A probe with a spherical indentation tip was used to deform the samples of the fibers and the particles immersed in water. The radius of the spherical tip of the probe was 39.5 μm, and the spring constant of the cantilever was 3.56 N m^{−1}. Though the spherical tip is of comparable size to the fibers, the contact area is expected to be small with a small indentation depth, so we utilize the traditional Hertzian model; this approach is consistent with measurement of spindle-shaped cells where reasonable values were obtained for the reported elastic modulus.^{16} A single force curve was generated per particle or fiber for at least 4 different particles or fibers in the batch, and an average Young's modulus, E, per batch was determined. The Young's moduli of the soft and rigid fibers (a = 20 μm) were measured to be 82 ± 5 kPa and 210 ± 30 kPa, respectively. The modulus of the disk-shaped particles was found to be 2500 ± 900 kPa.
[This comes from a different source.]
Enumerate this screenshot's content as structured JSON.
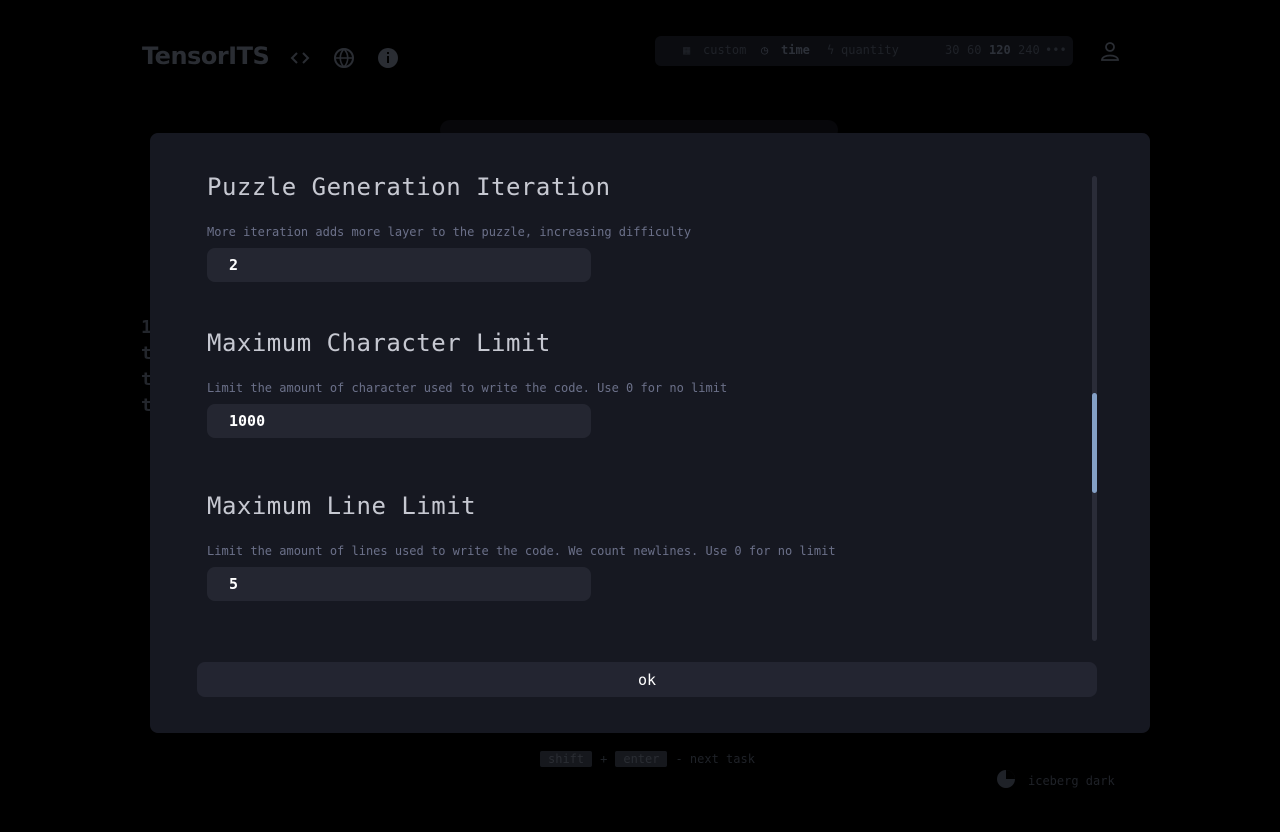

During the first revolution of fiber wrapping, we record the length of fiber adhering to the particle (from one free end), and we find that the length varies linearly with time (Fig. 1c). Moreover, within the limits of experimental error, this constant wrapping rate is independent of the initial length of the free end of the fiber for the range of lengths tested (1–3 mm) (Fig. S2, ESI†). This result suggests that viscous drag over the length of the fiber plays a negligible role in the dynamics of this wrapping process, and so the wrapping rate is determined by a dissipative mechanism close to the contact point.

Since the fiber wraps with a constant speed, we measure the wrapping rate (in mm s^{−1}) to study the effects of the radius of the “soft” fiber a and the particle radius r, which is shown in Fig. 2. The wrapping rate can also be presented in terms of an angular frequency, which is shown in ESI† (Fig. S3). For constant a, we observe a roughly linear increase in the wrapping speed with increasing r, for 125 μm ≤ r ≤ 1 mm, as shown in Fig. 2a. From the trend, we expect a positive horizontal intercept (corresponding to a wrapping rate = 0 mm s^{−1}), indicating that there is a critical radius r_{c} below which the fiber cannot wrap; in this case, r_{c} ≲ 125 μm. In Section 4.2, we develop a theory to predict r_{c} for different particle, fiber and solution properties.

In contrast, we observe an inverse relationship between the wrapping speed and a when r is constant (Fig. 2b). The trends in wrapping rate as a function of fiber and particle radii indicate that the fiber wraps if the gain in interaction energy outweighs the energetic cost of bending—the difference is dissipated due to motion through the fluid. Viscous dissipation occurs both as a result of having the free end of the fiber sweep through the fluid and by the squeezing out of fluid through the small gap as the surfaces make contact. The bending energy per unit length scales as Ea^{4}/r^{2}, where E is the Young's modulus of the fiber, thus we expect that, as the radius of the particle increases (decreasing curvature), less energy is required to deform the fiber, which may lead to an increase in the rate of wrapping (Fig. 2a). Similarly, we expect that the wrapping rate may decrease if the radius of the fiber increases, i.e., the bending rigidity of the fiber increases, and so more energy is required to bend a larger radius fiber around a particle of a given radius (Fig. 2b).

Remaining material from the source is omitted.